Lower levels of reservations among highly educated individuals, regardless of the country in which they live, is also consistent with formal education having a socializing influence that shapes individuals’ views about science in terms of progress and optimism, rather than in terms of the moral and religious implications

Thinking institutionally

There is no clear “communication fix” for the deep-seated reservations that some segments of Western democracies have about science and technology, reservations that our data suggest are at least partially rooted in widening levels of inequality and the role that innovation plays as a main driver of such disparities.

Across advanced economies, scientific innovations have generated vast wealth for those professionals at the top of the knowledge economy, just as those same innovations have eliminated millions of jobs among those at the bottom, transforming entire industries and regions.

Broader strategic thinking is therefore needed about the handful of policy goals and investments that would help alleviate inequality, and the threats posed to the scientific enterprise if such policies are not pursued.

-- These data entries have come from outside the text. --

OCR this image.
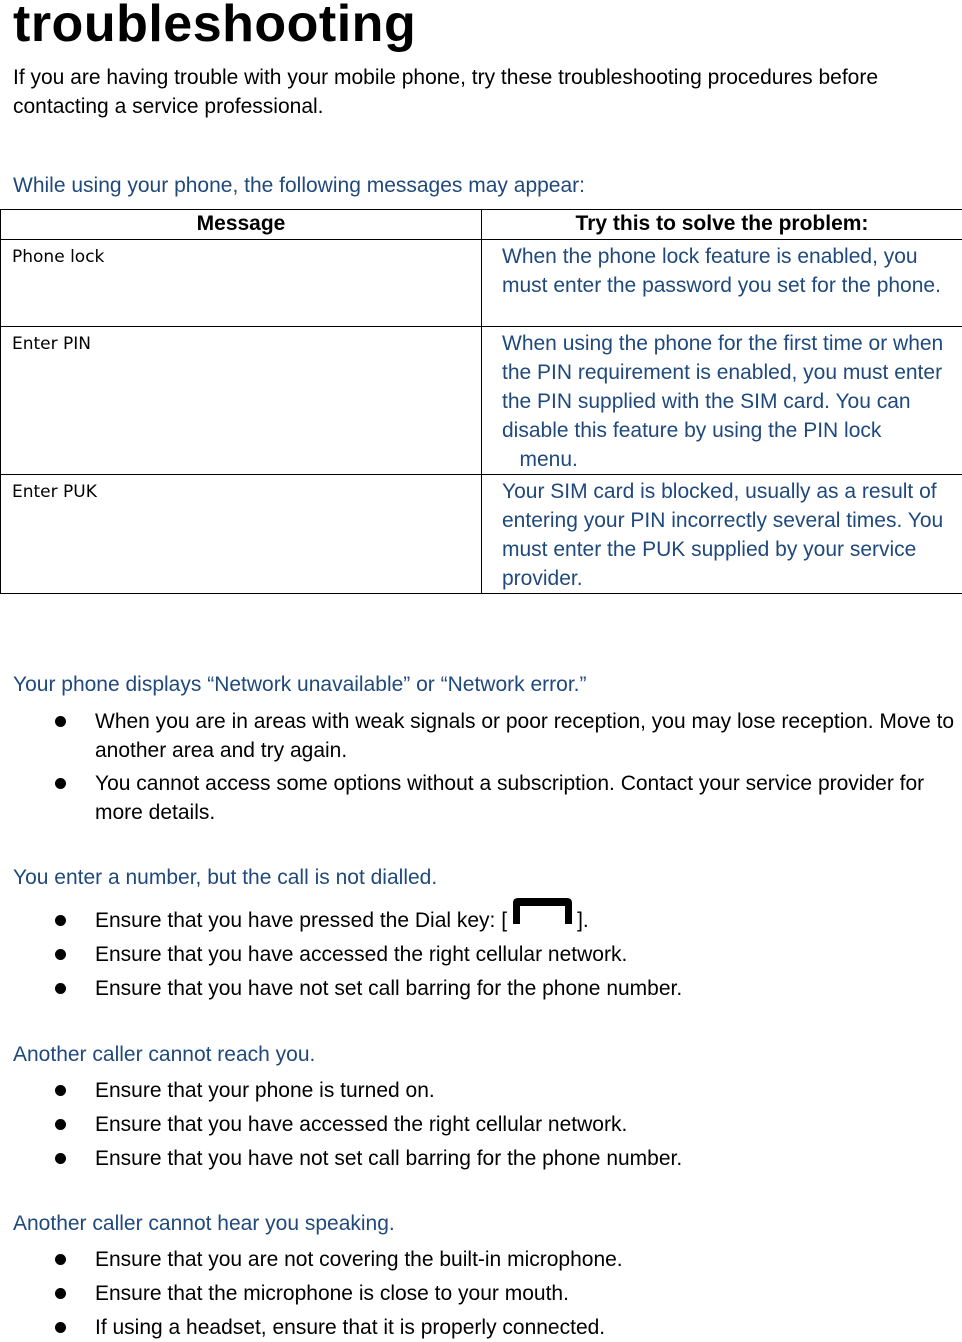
troubleshooting
If you are having trouble with your mobile phone, try these troubleshooting procedures before contacting a service professional.
While using your phone, the following messages may appear:
Message	Try this to solve the problem:
Phone lock	When the phone lock feature is enabled, you must enter the password you set for the phone.
Enter PIN	When using the phone for the first time or when the PIN requirement is enabled, you must enter the PIN supplied with the SIM card. You can disable this feature by using the PIN lock   menu.
Enter PUK	Your SIM card is blocked, usually as a result of entering your PIN incorrectly several times. You must enter the PUK supplied by your service provider.
Your phone displays “Network unavailable” or “Network error.”
When you are in areas with weak signals or poor reception, you may lose reception. Move to another area and try again.
You cannot access some options without a subscription. Contact your service provider for more details.
You enter a number, but the call is not dialled.
Ensure that you have pressed the Dial key: [	].
Ensure that you have accessed the right cellular network.
Ensure that you have not set call barring for the phone number.
Another caller cannot reach you.
Ensure that your phone is turned on.
Ensure that you have accessed the right cellular network.
Ensure that you have not set call barring for the phone number.
Another caller cannot hear you speaking.
Ensure that you are not covering the built-in microphone.
Ensure that the microphone is close to your mouth.
If using a headset, ensure that it is properly connected.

In the wake of the pandemic, such thinking has begun, but it remains unclear what direction history may take. In the short term, however, what seems certain is that inequality is likely to widen even further.

Yet if expertise in the U.S. and Western Europe is to be leveraged on behalf of solutions to inequality and related problems such as climate change, such efforts will be increasingly limited by waning trust in government and almost every other major institution, including the news media, business, the legal system, universities, elites generally, and even capitalism itself.

In the U.S., for example, as progressives have battled to combat problems such as climate change and inequality via enhanced federal spending and regulation, relying on technocratic expertise to justify the shift, multiple dimensions of American society have been moving in the opposite direction, becoming more diffuse, decentralized, and distrustful of government technocrats.

It is true that the mid-century years that progressives and many experts yearn for featured low income inequality, much higher unionization, and robust economic growth, but this economic prosperity was enabled by a two-decade lack of global competition, as Europe recovered from World War II and Asia embarked on economic modernization.

The brief historical moments for which progressives wax nostalgic were also periods of unusually high institutional confidence and optimism about government [see figure above].

When Lyndon Johnson was elected president in 1964, in a span of a few years he achieved landmark civil rights, Head Start, Medicare, and Social Security bills at a time when 77% of Americans said they trusted the federal government “always” or “most of the time” and as his Democratic party held two-thirds majorities in Congress.

A similar level of trust in government existed in 1970 when Republican president Richard Nixon signed into law the Clean Air and Clean Water Acts and established the Environmental Protection Agency. But now, during an era of perpetually divided party control of government, trust stands below 20%.

In the wake of the contested U.S. presidential election, the storming of the Capitol building, and no end in sight to partisan hatred, it is highly unlikely that we will see similar forms of comprehensive legislation for at least a decade and probably longer, no matter how much scientific evidence is marshaled on behalf of reform.